Just Go With It (*½)


Directed By: Dennis Dugan
Starring: Adam Sandler, Jennifer Aniston, Brooklyn Decker, Nick Swardson, Bailee Madison, Griffin Gluck, Nicole Kidman, Dave Matthews
Seen: March 19th 2011

*½ Out of ****

Just Go With It is just another Adam Sandler comedy, assured to make money regardless of its quality, which is terrible at best with a flat story and lifeless humour. Those who enjoy Sandler will enjoy Just Go With It, those who don’t probably won’t. Danny (Sandler) almost got married, years ago, only to overhear his fiancée and her friends talking about her infidelity before the wedding. That evening he went to a bar to drown his sorrows, still wearing his wedding band, and managed to hook up with a beautiful girl (Minka Kelly) by telling of his awful marriage. Years later this has become Danny’s standard strategy: picking up women who sympathise with his suffering in wed-lock, giving him a string of meaningless, no-strings-attached one night stands.

When Danny then meets the very young Palmer (Decker) at a party, and finds her to be someone he can really connect with, he has to come up with a credible explanation for the wedding ring. Instead of telling the truth, which would most likely have caused him to lose the girl, he decides to invent a whole life, one where he is married to Katherine (Aniston), his assistant, whom he names Devlin, a name he picks from one of Katherine’s college stories. The meeting he then arranges with Palmer to have Devlin (Katherine) herself tell Palmer they are getting divorced also ends on a note of failure, as Katherine lets slip that she has children. When Danny approaches the children to have them act as his children in this charade, they blackmail him into taking all of them on a Hawaii holiday, and even Danny’s friend Eddie (Swardson) comes along, as the fake Devlin’s fake husband, Dolf Lundgren.

In Hawaii, Katherine runs into the real Devlin (Kidman) and her husband Ian Maxtone-Jones (Matthews), the self-proclaimed inventor of the iPod; and blah, blah, blah… [if by now this isn’t already too much of a stretch for you, do go see the movie, you might enjoy it…]. Things get more and more complicated in efforts to conceal the lie; and yes, the humour doesn’t get any better in the cover up attempts. Dolf Ludgren even resuscitates a sheep, by treating it with a combination of CPR and the Heimlich manoeuvre, which is one of the comedic “highlights” of this snore-fest of a movie.

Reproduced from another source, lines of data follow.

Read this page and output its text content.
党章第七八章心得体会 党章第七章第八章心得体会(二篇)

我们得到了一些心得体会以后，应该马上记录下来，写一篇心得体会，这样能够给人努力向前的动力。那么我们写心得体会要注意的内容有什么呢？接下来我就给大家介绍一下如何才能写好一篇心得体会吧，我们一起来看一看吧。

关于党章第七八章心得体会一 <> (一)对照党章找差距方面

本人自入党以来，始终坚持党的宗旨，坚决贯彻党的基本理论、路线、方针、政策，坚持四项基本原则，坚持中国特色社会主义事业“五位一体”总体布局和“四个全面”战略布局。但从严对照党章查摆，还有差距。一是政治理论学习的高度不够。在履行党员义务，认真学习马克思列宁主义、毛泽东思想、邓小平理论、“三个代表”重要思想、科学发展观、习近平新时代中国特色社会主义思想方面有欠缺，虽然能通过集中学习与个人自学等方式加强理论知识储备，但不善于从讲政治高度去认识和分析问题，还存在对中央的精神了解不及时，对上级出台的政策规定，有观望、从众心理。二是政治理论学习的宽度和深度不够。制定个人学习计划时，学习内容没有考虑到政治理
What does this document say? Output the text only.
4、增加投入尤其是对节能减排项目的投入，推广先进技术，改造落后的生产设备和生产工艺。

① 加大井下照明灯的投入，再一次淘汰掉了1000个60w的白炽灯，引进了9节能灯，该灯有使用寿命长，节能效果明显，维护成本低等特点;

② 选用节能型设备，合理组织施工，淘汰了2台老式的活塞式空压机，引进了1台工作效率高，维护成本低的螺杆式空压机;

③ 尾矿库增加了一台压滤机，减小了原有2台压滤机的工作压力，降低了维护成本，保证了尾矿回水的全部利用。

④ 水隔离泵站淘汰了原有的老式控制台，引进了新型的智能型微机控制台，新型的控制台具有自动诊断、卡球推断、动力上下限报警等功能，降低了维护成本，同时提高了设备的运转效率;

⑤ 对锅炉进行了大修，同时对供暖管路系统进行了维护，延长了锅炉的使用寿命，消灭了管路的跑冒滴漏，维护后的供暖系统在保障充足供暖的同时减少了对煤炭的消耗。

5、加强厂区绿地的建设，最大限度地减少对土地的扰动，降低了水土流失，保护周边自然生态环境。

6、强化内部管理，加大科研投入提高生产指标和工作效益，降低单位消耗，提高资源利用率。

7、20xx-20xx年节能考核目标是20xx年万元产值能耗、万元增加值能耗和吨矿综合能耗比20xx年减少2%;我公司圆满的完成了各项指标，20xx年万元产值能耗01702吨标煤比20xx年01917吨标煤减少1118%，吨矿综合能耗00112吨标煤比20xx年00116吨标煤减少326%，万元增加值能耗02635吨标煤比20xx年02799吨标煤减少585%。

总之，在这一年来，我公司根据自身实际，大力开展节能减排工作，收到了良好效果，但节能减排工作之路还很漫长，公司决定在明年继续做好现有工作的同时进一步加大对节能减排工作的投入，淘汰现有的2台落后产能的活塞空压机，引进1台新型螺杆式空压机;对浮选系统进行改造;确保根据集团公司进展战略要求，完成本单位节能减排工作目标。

Just Go With It had a portion of the audience laughing all the way through, but I suspect those are the same people who laugh at anything just because it is labelled “funny” or “comedy”, and not because it is really funny. I almost expected laugh tracks during some scenes in the movie, because the humour was of such a nature that the audience would have to be reminded that what they are seeing is intended as a joke. My disdain for this movie grows as I write this review, it is filled to the brim with infantile humour, from the sheep-saving to Dave Matthews (the same one who makes such brilliant music) picking up a coconut with his ass as a precursor to the revelation that his character is gay; to name but a few terrible instances. See Just Go With It at your own peril, you might laugh a few times, but you’ll walk out of the cinema with a creeping sense of disgust and dissatisfaction.